Would you hire a surgeon who wasn’t trained in medicine or delegate a major financial investment decision to someone who hadn’t studied finance?  Of course not.

But all too often organizations leave their most consequential people decisions to board members who may be experts in other business domains but who are woefully uneducated about and inexperienced in evaluating C-suite talent. Over the past few months, I’ve had many small-group meetings with the nominating committee chairs of some of the largest companies in the world. At each one, I asked how many attendees had studied the basic concepts of assessment. Typically, less than 30% answered in the affirmative, and sometimes no one did! Studies we’ve conducted at Egon Zehnder also show that most corporate directors have participated in no previous CEO succession, or just in one.

This means that many of the people responsible for key corporate appointments – decisions that affect not only careers and companies but also industries and economies – do not clearly understand how to evaluate, or differentiate between, performance, competence, and potential. Few have studied research on effective hiring processes, and even fewer understand the validity and reliability of various assessment methods (including tests, interviews, and reference checks) and the best practices for conducting each.
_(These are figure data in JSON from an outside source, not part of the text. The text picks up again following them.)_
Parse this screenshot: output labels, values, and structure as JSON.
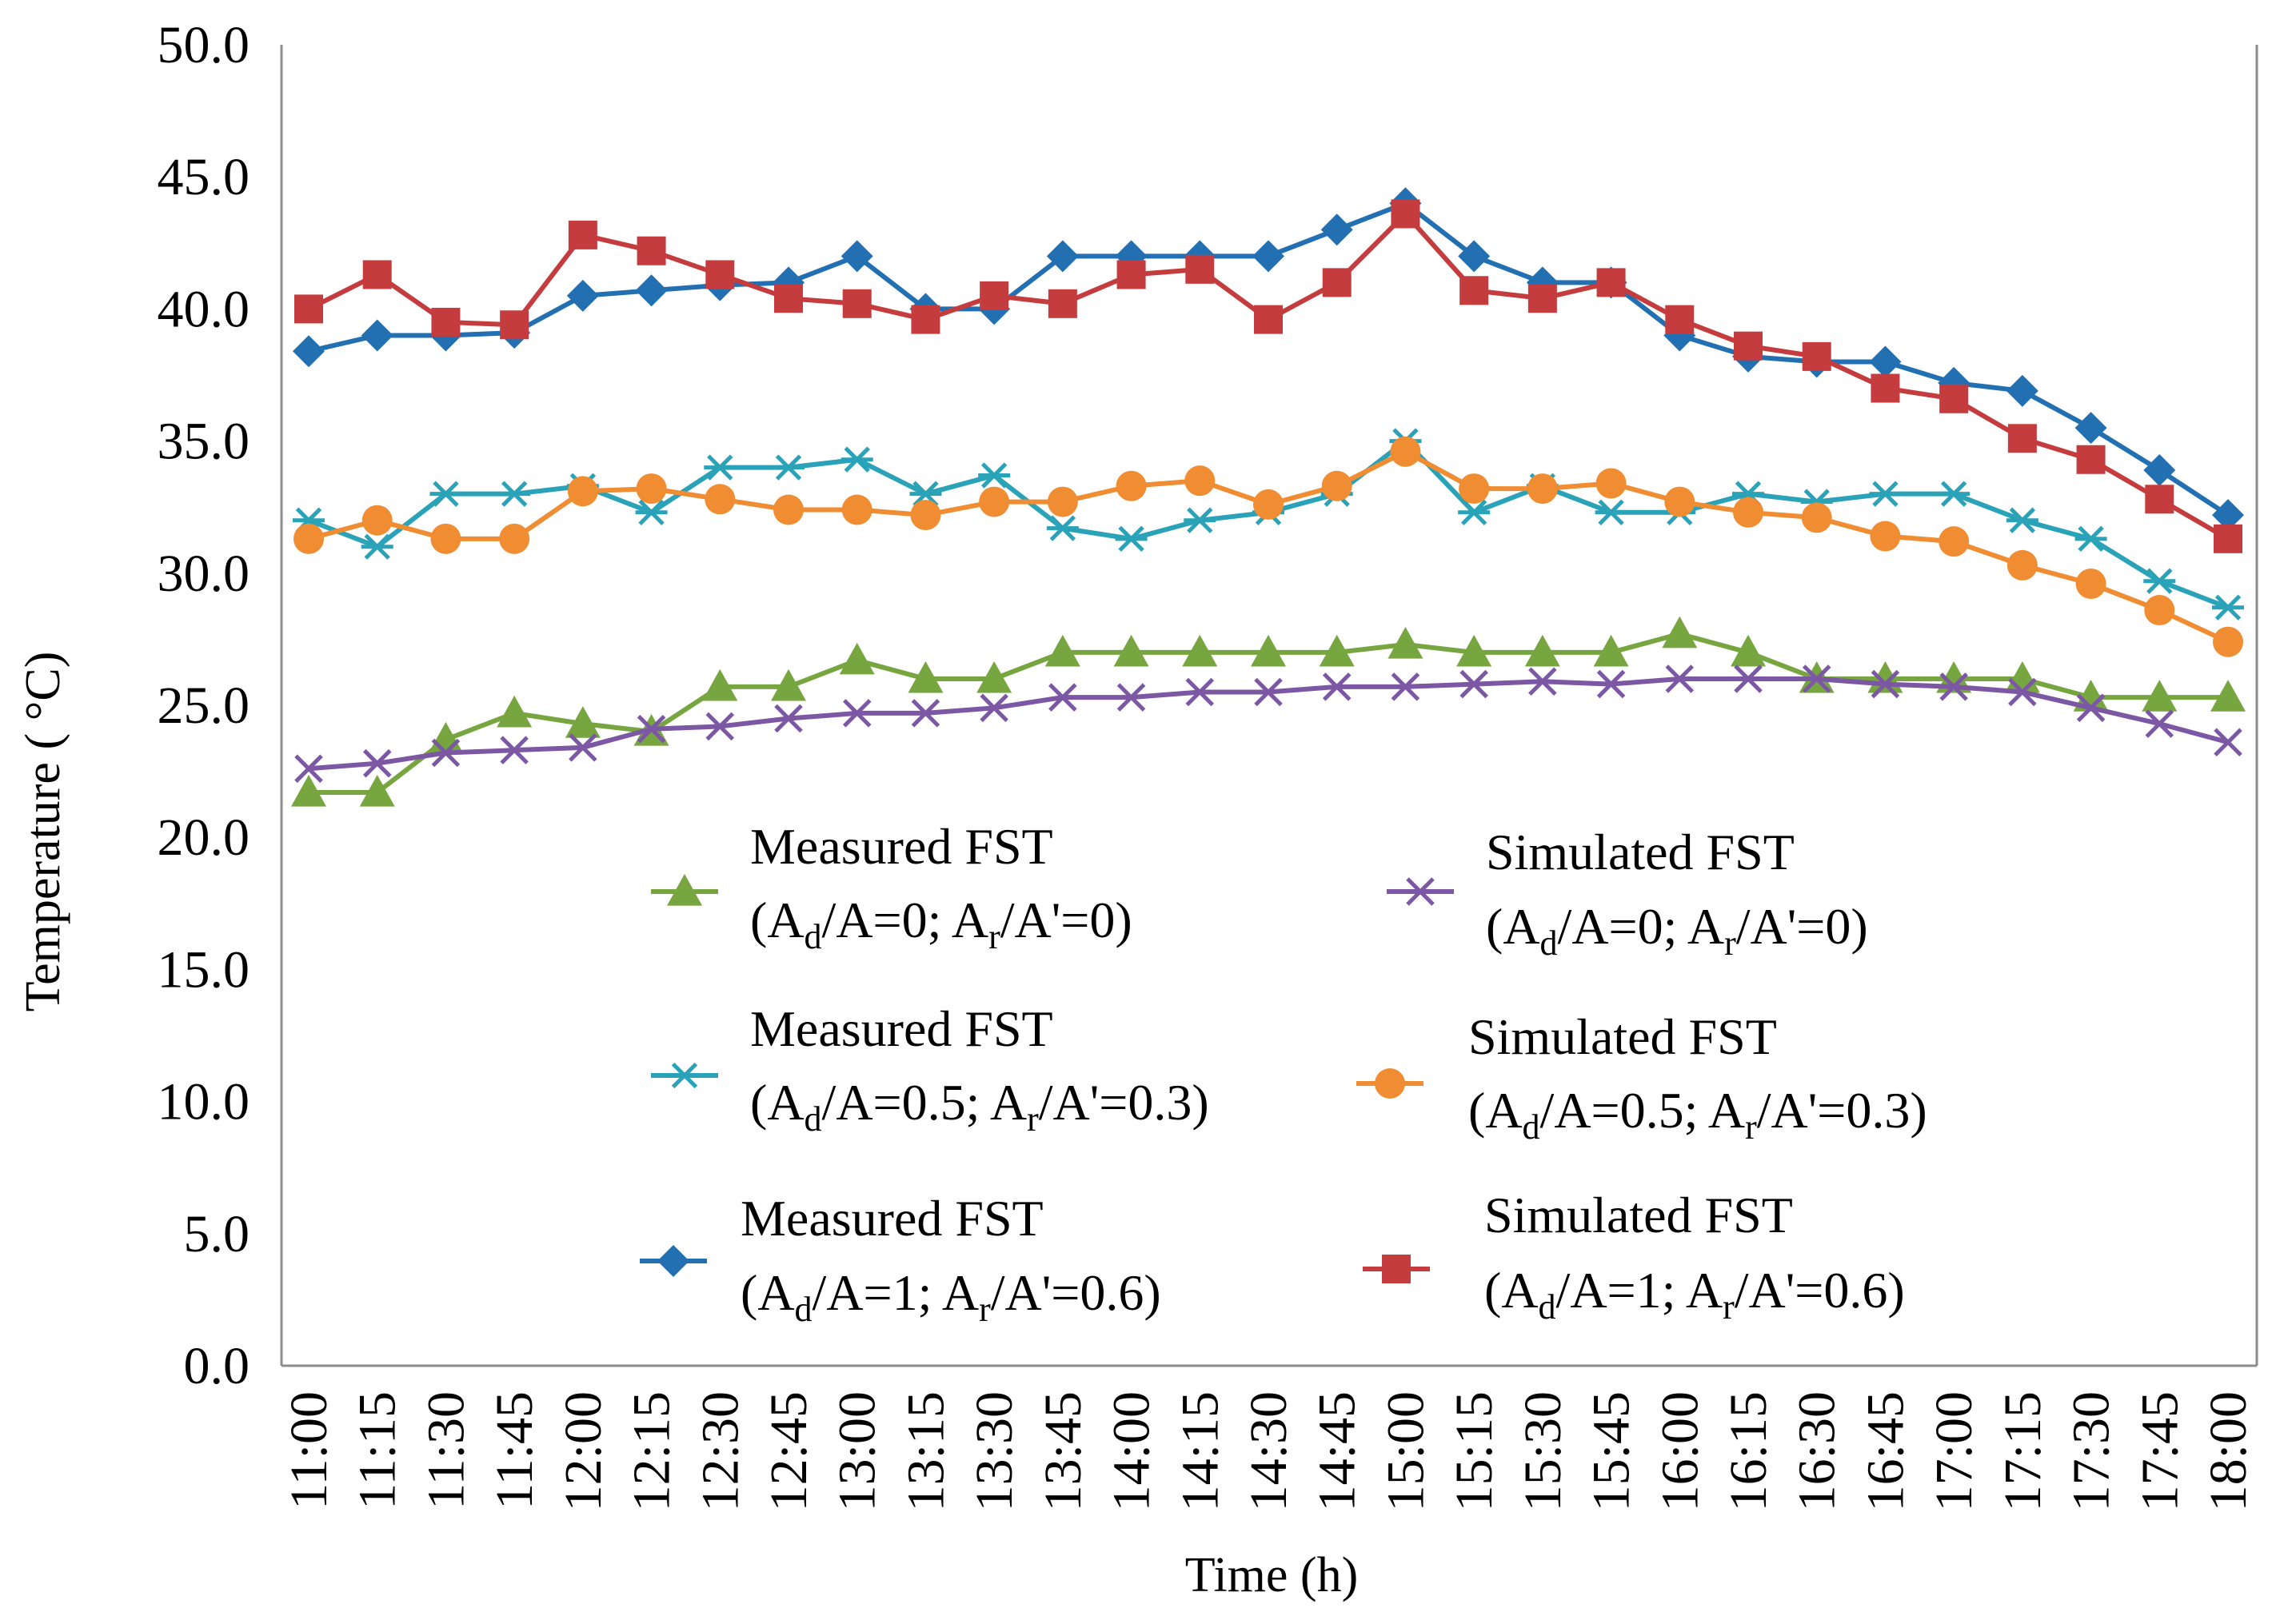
{
  "chart_data": {
    "type": "line",
    "title": "",
    "xlabel": "Time (h)",
    "ylabel": "Temperature ( °C)",
    "ylim": [
      0,
      50
    ],
    "yticks": [
      "0.0",
      "5.0",
      "10.0",
      "15.0",
      "20.0",
      "25.0",
      "30.0",
      "35.0",
      "40.0",
      "45.0",
      "50.0"
    ],
    "categories": [
      "11:00",
      "11:15",
      "11:30",
      "11:45",
      "12:00",
      "12:15",
      "12:30",
      "12:45",
      "13:00",
      "13:15",
      "13:30",
      "13:45",
      "14:00",
      "14:15",
      "14:30",
      "14:45",
      "15:00",
      "15:15",
      "15:30",
      "15:45",
      "16:00",
      "16:15",
      "16:30",
      "16:45",
      "17:00",
      "17:15",
      "17:30",
      "17:45",
      "18:00"
    ],
    "legend_position": "inside-lower-center",
    "series": [
      {
        "name": "Measured FST (Ad/A=0; Ar/A'=0)",
        "label_line1": "Measured FST",
        "label_line2": [
          "(A",
          "d",
          "/A=0; A",
          "r",
          "/A'=0)"
        ],
        "color": "#77a540",
        "marker": "triangle",
        "values": [
          21.7,
          21.7,
          23.7,
          24.7,
          24.3,
          24.0,
          25.7,
          25.7,
          26.7,
          26.0,
          26.0,
          27.0,
          27.0,
          27.0,
          27.0,
          27.0,
          27.3,
          27.0,
          27.0,
          27.0,
          27.7,
          27.0,
          26.0,
          26.0,
          26.0,
          26.0,
          25.3,
          25.3,
          25.3
        ]
      },
      {
        "name": "Measured FST (Ad/A=0.5; Ar/A'=0.3)",
        "label_line1": "Measured FST",
        "label_line2": [
          "(A",
          "d",
          "/A=0.5; A",
          "r",
          "/A'=0.3)"
        ],
        "color": "#2aa2b8",
        "marker": "star",
        "values": [
          32.0,
          31.0,
          33.0,
          33.0,
          33.3,
          32.3,
          34.0,
          34.0,
          34.3,
          33.0,
          33.7,
          31.7,
          31.3,
          32.0,
          32.3,
          33.0,
          35.0,
          32.3,
          33.3,
          32.3,
          32.3,
          33.0,
          32.7,
          33.0,
          33.0,
          32.0,
          31.3,
          29.7,
          28.7
        ]
      },
      {
        "name": "Measured FST (Ad/A=1; Ar/A'=0.6)",
        "label_line1": "Measured FST",
        "label_line2": [
          "(A",
          "d",
          "/A=1; A",
          "r",
          "/A'=0.6)"
        ],
        "color": "#2270b2",
        "marker": "diamond",
        "values": [
          38.4,
          39.0,
          39.0,
          39.1,
          40.5,
          40.7,
          40.9,
          41.0,
          42.0,
          40.0,
          40.0,
          42.0,
          42.0,
          42.0,
          42.0,
          43.0,
          44.0,
          42.0,
          41.0,
          41.0,
          39.0,
          38.2,
          38.0,
          38.0,
          37.2,
          36.9,
          35.5,
          33.9,
          32.2
        ]
      },
      {
        "name": "Simulated FST (Ad/A=0; Ar/A'=0)",
        "label_line1": "Simulated FST",
        "label_line2": [
          "(A",
          "d",
          "/A=0; A",
          "r",
          "/A'=0)"
        ],
        "color": "#7c58a4",
        "marker": "x",
        "values": [
          22.6,
          22.8,
          23.2,
          23.3,
          23.4,
          24.1,
          24.2,
          24.5,
          24.7,
          24.7,
          24.9,
          25.3,
          25.3,
          25.5,
          25.5,
          25.7,
          25.7,
          25.8,
          25.9,
          25.8,
          26.0,
          26.0,
          26.0,
          25.8,
          25.7,
          25.5,
          24.9,
          24.3,
          23.6
        ]
      },
      {
        "name": "Simulated FST (Ad/A=0.5; Ar/A'=0.3)",
        "label_line1": "Simulated FST",
        "label_line2": [
          "(A",
          "d",
          "/A=0.5; A",
          "r",
          "/A'=0.3)"
        ],
        "color": "#f08c32",
        "marker": "circle",
        "values": [
          31.3,
          32.0,
          31.3,
          31.3,
          33.1,
          33.2,
          32.8,
          32.4,
          32.4,
          32.2,
          32.7,
          32.7,
          33.3,
          33.5,
          32.6,
          33.3,
          34.6,
          33.2,
          33.2,
          33.4,
          32.7,
          32.3,
          32.1,
          31.4,
          31.2,
          30.3,
          29.6,
          28.6,
          27.4
        ]
      },
      {
        "name": "Simulated FST (Ad/A=1; Ar/A'=0.6)",
        "label_line1": "Simulated FST",
        "label_line2": [
          "(A",
          "d",
          "/A=1; A",
          "r",
          "/A'=0.6)"
        ],
        "color": "#c43c3e",
        "marker": "square",
        "values": [
          40.0,
          41.3,
          39.5,
          39.4,
          42.8,
          42.2,
          41.3,
          40.4,
          40.2,
          39.6,
          40.5,
          40.2,
          41.3,
          41.5,
          39.6,
          41.0,
          43.6,
          40.7,
          40.4,
          41.0,
          39.6,
          38.6,
          38.2,
          37.0,
          36.6,
          35.1,
          34.3,
          32.8,
          31.3
        ]
      }
    ]
  }
}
Most are also unfamiliar with the most important leadership competencies and unable to map them to the particular situations of their companies. And hardly any of them have mastered the key concepts of and conditions for talent portability.

Mind you, this isn’t entirely their fault. Erich C. Dierdoff and Robert S. Rubin of DePaul University conducted a big study to check the relevance of the typical MBA education. The three competencies rated most important in the real world were managing human capital, managing decision-making processes, and managing strategy and innovation. But the researchers found that those three topics were the least represented in required MBA courses:  Only 29% of programs offered two or more courses in managing human capital, and a mere 19% had two or more focused on managing decision-making processes. By contrast, 87% gave that same high weight to managing administrative activities.

But, in an age where the ability of employees and managers to adapt and innovate is what determines the future of most organizations, corporate directors must begin to educate themselves on talent assessment. C-suite appointments should not be made based on intuition or cursory evaluations. Instead, directors must commit themselves to learning and living the best practices for making the right hiring decisions.